Tusi also believed in superiority of human beings in comparison to other creatures. Human beings possessed soul with intellect, reason and free will. Man consisted of both - a body and the soul, the soul being free from material form. Human soul was simply an essence. The soul with its intellect remained as such after the destruction of body.
According to Aristotle the teleological goal of man was to live life of a given kind (e.g. of rational activity). The ability to think for this purpose had been given to mankind. Human beings were superior to other creatures in this ability. They also had a spirit, in addition to the body. It was this spirit that gave them their main characteristic.
Tusi asserted that a man’s perception was carried out through his external and internal senses. Knowledge or episteme could be sensory, imaginary, estimated, intellectual, intuitional, divine and revealed. In this regard Aristotle asserted that sense perception was the crucial ingredient in the process of coming to know, but that sensory perception by itself did not constitute knowledge.
Tusi maintained that a moral disposition existed, which imparted nature and habits to a man. Human beings could save their souls from inferiority and darkness, achieving highest of ranks in perfection by reaching closer to God through directing their soul towards the good and virtues.
Pleasures and pains were of two kinds: sensory and intellectual. Intellectual pleasures could not be comprehended by the external senses. The ultimate aim of a human being was to gain happiness through purification and perfection of the soul.
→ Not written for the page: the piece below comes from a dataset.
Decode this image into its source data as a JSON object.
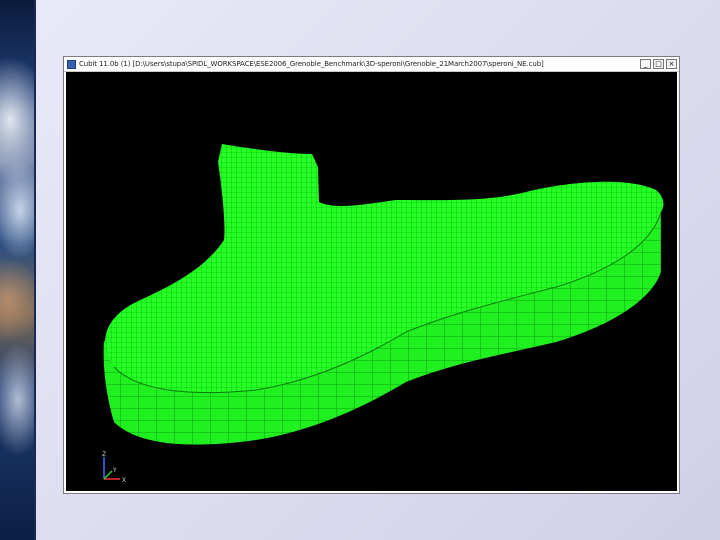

This happiness was achieved through sensory pleasures.
Real happiness was a pure pleasure free from pains and difficulties and was based on wisdom, courage, chastity and justice. All the other kinds of virtues were based on these fundamental attributes or characteristics.
It was necessary for all human beings to have a divine guide to show and lead them to the real goal for which they had been created. According to Aristotle, happiness and the good life consisted of functioning well in life. A distinguished human life was lived in accordance with reason. A person with practical wisdom would choose virtuous actions for his life.
Moral excellence and intellectual excellence were acquired through habit formation and learning respectively. Moral excellence was an acquired rational capacity to choose a balance between two extremes. To achieve the good life, one must live a balanced life and avoid excess.